There was a young fellow with a white apron and a jolly little whisper of a whistle on his puckered lips going around with a plate of cakes and a tray of honey-bowls; and the men were eating and drinking and chatting together so gaily, and seemed to be all such good friends, that it was a pleasant thing just to see them sitting there in their comfortable leather-bottomed chairs, taking life easily because the spring had come again.
One tall fellow was smoking a pipe. He held the bowl in one hand, and kept tamping down the loose tobacco with his forefinger. Now and again he would be so eagerly talking he would forget that his finger was in the bowl, and it would be burned. He would take it out with a look of quaint surprise, whereat the rest all roared. Another was a fat, round man who chuckled constantly to himself, as if this life were all a joke; and there was a quite severe, important-seeming, oldish man who said, “Hem—hem!” from time to time, as if about to speak forthwith, yet never spoke a word. There was also among the rest a raw-boned, lanky fellow who had bitten the heart out of an oat-cake and held the rim of it in his fingers like a new moon, waving it around while he talked, until the little man beside him popped it deftly out of his grasp and ate it before the other saw where it was gone. But when he made out what was become of that oat-cake he rose up solemnly, took the little man by the collar as a huntsman takes a pup, and laid him softly in the grass without a word.

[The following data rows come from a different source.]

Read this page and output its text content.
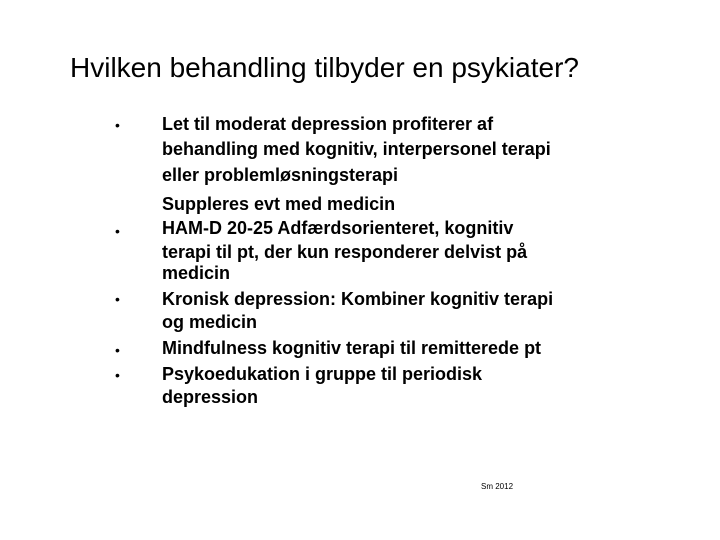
Hvilken behandling tilbyder en psykiater?
•
•
•
•
•
Let til moderat depression profiterer af
behandling med kognitiv, interpersonel terapi
eller problemløsningsterapi
Suppleres evt med medicin
HAM-D 20-25 Adfærdsorienteret, kognitiv
terapi til pt, der kun responderer delvist på
medicin
Kronisk depression: Kombiner kognitiv terapi
og medicin
Mindfulness kognitiv terapi til remitterede pt
Psykoedukation i gruppe til periodisk
depression
Sm 2012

What a laughing and going-on was then! It was as if they all were growing young again. And in the middle of the row a head popped over the quick-set hedge, and a most stentorian voice called out, “Here, here! Go slow—I want a piece of that!”
They all looked up, and the moment they spied that laughing face and cloak of Holland cloth, raised a shout of “What, there!” “Well met!” “Come in, Ben.” “Where hast thou tarried so long?” and the like; while the waiter ran to open the gate and let the stranger in.
A quiet man with a little chestnut-colored beard and hazel eyes, which lit up quickly at sight of the stranger over the hedge, arose from his place by the table and went down the path with hands outstretched to greet him.
“Welcome, welcome, hurly-burly Ben,” said he. “We’ve missed thee from the feast. Art well? And what’s the good word?”
“Ah, Will, thou gentle rogue!” the other cried, catching the hands of the quiet man and holding him off while he looked at him there. “How thou stealest one’s heart with the glance of thine eye! I was going to give thee a piece of my mind; but a plague, old heart! who could chide thee to thy face? Am I well? Ay, exceedingly well. And the news? Jove! the best that was baked at the Queen’s to-day, and straight from the oven-door! The thing is done—huff, puff, and away we go! But come on—this needs telling to the rest.”